DeepSeek-V2 (May 2024): MLA was introduced here. The paper (arXiv:2405.04434, published May 7, 2024) presents MLA as a replacement for MHA in a 236B MoE model (21B active per token). The 93.3% KV cache reduction was the headline efficiency result.

DeepSeek-V3 (December 2024): MLA carried forward with H=128, d_h=128, d_c=512. This is a 671B MoE model (37B active per token) with a 128K context window. MLA is what makes 128K context economically viable to serve at these parameters.

DeepSeek-R1 (January 2025): Built on V3-Base. Inherits MLA unchanged. The 128K reasoning context in R1 relies on MLA for memory feasibility. See llms/deepseek-r1.

Adoption elsewhere: As of mid-2026, MLA has not been widely adopted outside DeepSeek. The TransMLA paper (arXiv:2502.07864, February 2025) proposes techniques for retrofitting GQA-based models with MLA post-training, suggesting the community is working on migration paths.
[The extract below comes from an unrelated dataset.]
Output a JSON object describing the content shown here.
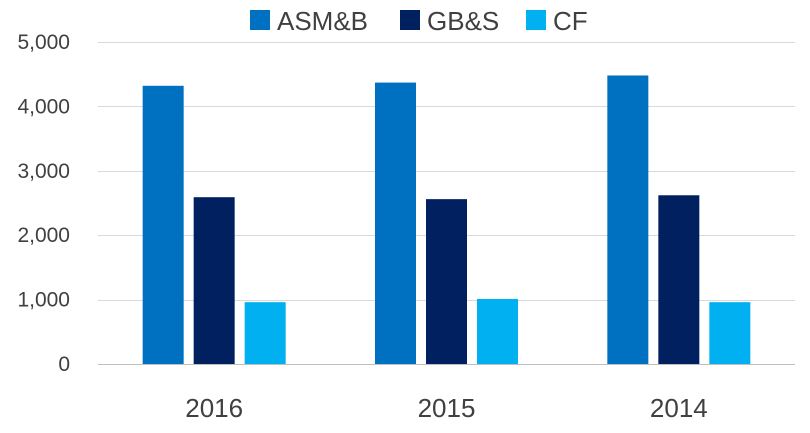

Whether any major lab has deployed MLA in production models other than DeepSeek is [unverified].

Key Facts

Introduced in DeepSeek-V2 (arXiv:2405.04434, May 7, 2024); used in V3 and R1
Caches a single low-rank latent vector c_KV per layer instead of H full KV pairs
DeepSeek-V3 compression ratio: 32× (d_c=512 vs H × d_h = 16384)
Reported KV cache reduction vs standard MHA: 93.3% on DeepSeek-V2
Model quality matches or exceeds MHA; avoids the MQA quality penalty
The absorption trick folds up-projection matrices into Q/output weights — no extra per-step compute
Decoupled RoPE caches a small additional position-encoded key buffer alongside c_KV
Enables 5.76× higher generation throughput vs the preceding DeepSeek 67B model

Common Failure Cases

Naively applying RoPE after up-projection from the latent reintroduces full K into the cache Why: RoPE must be applied to position-specific K tensors, which means if you up-project first and then apply RoPE, you need the full K tensors at each position — negating MLA's cache savings. Fix: use decoupled RoPE as in the DeepSeek implementation: cache a small position-encoded key k_R separately; the absorbed-weight path handles position-independent K components.
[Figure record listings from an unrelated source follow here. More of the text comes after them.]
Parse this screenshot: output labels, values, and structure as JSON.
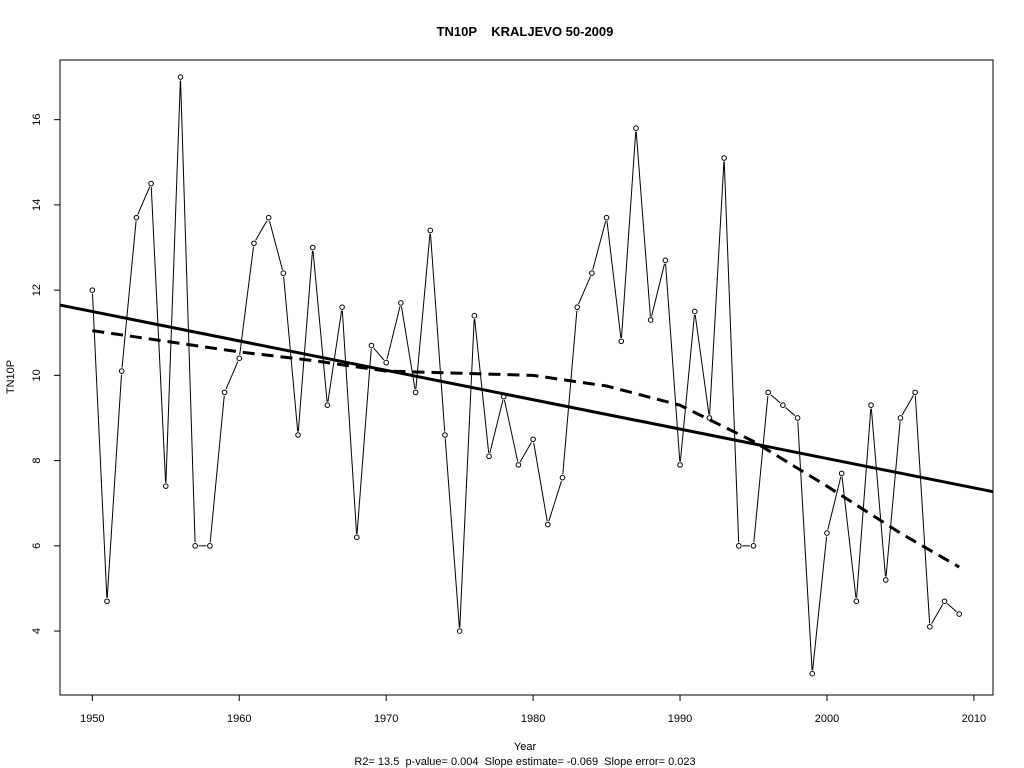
{
  "chart_data": {
    "type": "line",
    "title": "TN10P    KRALJEVO 50-2009",
    "xlabel": "Year",
    "ylabel": "TN10P",
    "stats_text": "R2= 13.5  p-value= 0.004  Slope estimate= -0.069  Slope error= 0.023",
    "xlim": [
      1947.8,
      2011.3
    ],
    "ylim": [
      2.5,
      17.4
    ],
    "x_ticks": [
      1950,
      1960,
      1970,
      1980,
      1990,
      2000,
      2010
    ],
    "y_ticks": [
      4,
      6,
      8,
      10,
      12,
      14,
      16
    ],
    "x_tick_labels": [
      "1950",
      "1960",
      "1970",
      "1980",
      "1990",
      "2000",
      "2010"
    ],
    "y_tick_labels": [
      "4",
      "6",
      "8",
      "10",
      "12",
      "14",
      "16"
    ],
    "series": [
      {
        "style": "line-with-open-circles",
        "x": [
          1950,
          1951,
          1952,
          1953,
          1954,
          1955,
          1956,
          1957,
          1958,
          1959,
          1960,
          1961,
          1962,
          1963,
          1964,
          1965,
          1966,
          1967,
          1968,
          1969,
          1970,
          1971,
          1972,
          1973,
          1974,
          1975,
          1976,
          1977,
          1978,
          1979,
          1980,
          1981,
          1982,
          1983,
          1984,
          1985,
          1986,
          1987,
          1988,
          1989,
          1990,
          1991,
          1992,
          1993,
          1994,
          1995,
          1996,
          1997,
          1998,
          1999,
          2000,
          2001,
          2002,
          2003,
          2004,
          2005,
          2006,
          2007,
          2008,
          2009
        ],
        "y": [
          12.0,
          4.7,
          10.1,
          13.7,
          14.5,
          7.4,
          17.0,
          6.0,
          6.0,
          9.6,
          10.4,
          13.1,
          13.7,
          12.4,
          8.6,
          13.0,
          9.3,
          11.6,
          6.2,
          10.7,
          10.3,
          11.7,
          9.6,
          13.4,
          8.6,
          4.0,
          11.4,
          8.1,
          9.5,
          7.9,
          8.5,
          6.5,
          7.6,
          11.6,
          12.4,
          13.7,
          10.8,
          15.8,
          11.3,
          12.7,
          7.9,
          11.5,
          9.0,
          15.1,
          6.0,
          6.0,
          9.6,
          9.3,
          9.0,
          3.0,
          6.3,
          7.7,
          4.7,
          9.3,
          5.2,
          9.0,
          9.6,
          4.1,
          4.7,
          4.4
        ]
      },
      {
        "style": "solid-linear-trend",
        "x": [
          1947.8,
          2011.3
        ],
        "y": [
          11.65,
          7.27
        ]
      },
      {
        "style": "dashed-smooth-trend",
        "x": [
          1950,
          1955,
          1960,
          1965,
          1970,
          1975,
          1980,
          1985,
          1990,
          1995,
          2000,
          2005,
          2009
        ],
        "y": [
          11.05,
          10.8,
          10.55,
          10.35,
          10.1,
          10.05,
          10.0,
          9.75,
          9.3,
          8.45,
          7.4,
          6.3,
          5.5
        ]
      }
    ]
  }
}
Reconstruction quality degrades if the latent dimension d_c is too small relative to H × d_h Why: the low-rank projection is lossy; if d_c is set too aggressively small, the reconstructed K and V diverge from what full MHA would produce, causing attention score errors. When: most visible on tasks requiring precise cross-token attention over long distances (e.g., multi-hop reasoning, needle-in-haystack retrieval). [unverified — no systematic ablation published] Fix: DeepSeek's chosen d_c = 4 × d_h appears to be a stable operating point; going below 2 × d_h is likely to hurt quality on retrieval-heavy tasks.
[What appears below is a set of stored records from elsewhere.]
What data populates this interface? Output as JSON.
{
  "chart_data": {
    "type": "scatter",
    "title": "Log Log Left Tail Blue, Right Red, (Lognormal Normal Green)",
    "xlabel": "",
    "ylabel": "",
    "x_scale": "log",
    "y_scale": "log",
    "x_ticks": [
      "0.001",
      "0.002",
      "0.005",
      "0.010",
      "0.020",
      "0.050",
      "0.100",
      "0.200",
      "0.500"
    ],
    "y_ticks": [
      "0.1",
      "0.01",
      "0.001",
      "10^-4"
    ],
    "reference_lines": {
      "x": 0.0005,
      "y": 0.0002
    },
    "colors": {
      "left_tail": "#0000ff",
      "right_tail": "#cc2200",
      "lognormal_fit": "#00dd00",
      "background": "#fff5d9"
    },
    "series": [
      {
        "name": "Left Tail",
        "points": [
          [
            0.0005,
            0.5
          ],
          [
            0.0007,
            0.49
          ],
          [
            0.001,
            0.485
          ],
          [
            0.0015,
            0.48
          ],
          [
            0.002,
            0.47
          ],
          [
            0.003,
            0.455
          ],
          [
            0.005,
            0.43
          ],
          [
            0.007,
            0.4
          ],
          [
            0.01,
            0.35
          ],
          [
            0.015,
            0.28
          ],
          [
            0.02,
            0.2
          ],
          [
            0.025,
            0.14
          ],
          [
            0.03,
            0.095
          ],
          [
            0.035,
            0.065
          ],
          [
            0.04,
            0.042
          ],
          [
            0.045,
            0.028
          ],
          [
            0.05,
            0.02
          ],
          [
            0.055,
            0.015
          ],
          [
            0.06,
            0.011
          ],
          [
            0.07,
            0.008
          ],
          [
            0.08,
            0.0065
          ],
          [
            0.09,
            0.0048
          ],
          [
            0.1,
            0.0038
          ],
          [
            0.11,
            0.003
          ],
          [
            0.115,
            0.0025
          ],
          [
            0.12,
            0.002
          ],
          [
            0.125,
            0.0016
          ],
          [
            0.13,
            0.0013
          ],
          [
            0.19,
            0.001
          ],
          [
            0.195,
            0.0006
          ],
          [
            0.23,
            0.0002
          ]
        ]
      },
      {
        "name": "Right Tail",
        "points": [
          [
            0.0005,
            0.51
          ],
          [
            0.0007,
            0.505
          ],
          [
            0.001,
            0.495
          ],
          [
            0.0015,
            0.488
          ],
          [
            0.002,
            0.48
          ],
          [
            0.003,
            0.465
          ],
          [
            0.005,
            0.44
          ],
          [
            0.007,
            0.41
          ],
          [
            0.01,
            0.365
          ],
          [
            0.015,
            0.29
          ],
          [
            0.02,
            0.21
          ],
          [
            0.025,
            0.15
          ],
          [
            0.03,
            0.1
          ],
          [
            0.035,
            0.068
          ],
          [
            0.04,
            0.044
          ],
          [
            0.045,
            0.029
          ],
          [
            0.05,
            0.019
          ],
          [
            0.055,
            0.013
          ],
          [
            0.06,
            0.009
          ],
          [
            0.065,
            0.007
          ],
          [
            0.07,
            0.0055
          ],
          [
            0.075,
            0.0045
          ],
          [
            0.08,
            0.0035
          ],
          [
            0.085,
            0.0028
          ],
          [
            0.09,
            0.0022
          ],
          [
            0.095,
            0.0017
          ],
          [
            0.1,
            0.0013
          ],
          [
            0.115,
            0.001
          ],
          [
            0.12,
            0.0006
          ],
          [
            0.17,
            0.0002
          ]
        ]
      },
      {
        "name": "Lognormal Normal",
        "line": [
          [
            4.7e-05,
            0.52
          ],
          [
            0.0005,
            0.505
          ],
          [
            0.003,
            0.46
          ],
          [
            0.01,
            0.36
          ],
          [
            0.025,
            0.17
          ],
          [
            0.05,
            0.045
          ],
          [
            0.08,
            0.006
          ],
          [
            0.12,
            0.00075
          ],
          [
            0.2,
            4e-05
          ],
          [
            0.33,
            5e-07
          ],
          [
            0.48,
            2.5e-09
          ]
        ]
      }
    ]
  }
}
Absorption trick requires custom kernel support; off-the-shelf attention implementations (FlashAttention 2) may fall back to unabsorbed path Why: FlashAttention's tiling and IO-aware algorithm assumes standard QKV shapes; absorbed-weight MLA uses different tensor layouts that may not map cleanly to existing kernels. Impact: fallback to unabsorbed path eliminates the compute benefit of absorption and may reintroduce memory pressure. [unverified — implementation-dependent]

Connections

llms/transformer-architecture — MHA, GQA, KV cache fundamentals; MLA sits in the attention variants section
llms/deepseek-r1 — DeepSeek R1/R2 uses MLA (inherited from V3-Base)
infra/inference-serving — vLLM paged attention and KV cache management; MLA changes the cache shape
infra/flash-attention — IO-aware attention kernels; absorption trick compatibility
math/linear-algebra — low-rank decomposition underpins MLA (same principle as LoRA's ΔW=BA)
fine-tuning/lora-qlora — LoRA uses the same low-rank projection insight for weight updates

Open Questions

Will a major lab outside DeepSeek ship a production model with MLA? TransMLA suggests interest but no production deployment is confirmed.
Does MLA's low-rank approximation degrade on tasks with fine-grained positional sensitivity (e.g., long-document needle retrieval) relative to GQA at equivalent cache size?
Can the absorption trick be implemented efficiently inside FlashAttention 3's kernel without a custom CUDA implementation?
What is the minimum viable d_c relative to H × d_h before quality degrades meaningfully on standard benchmarks?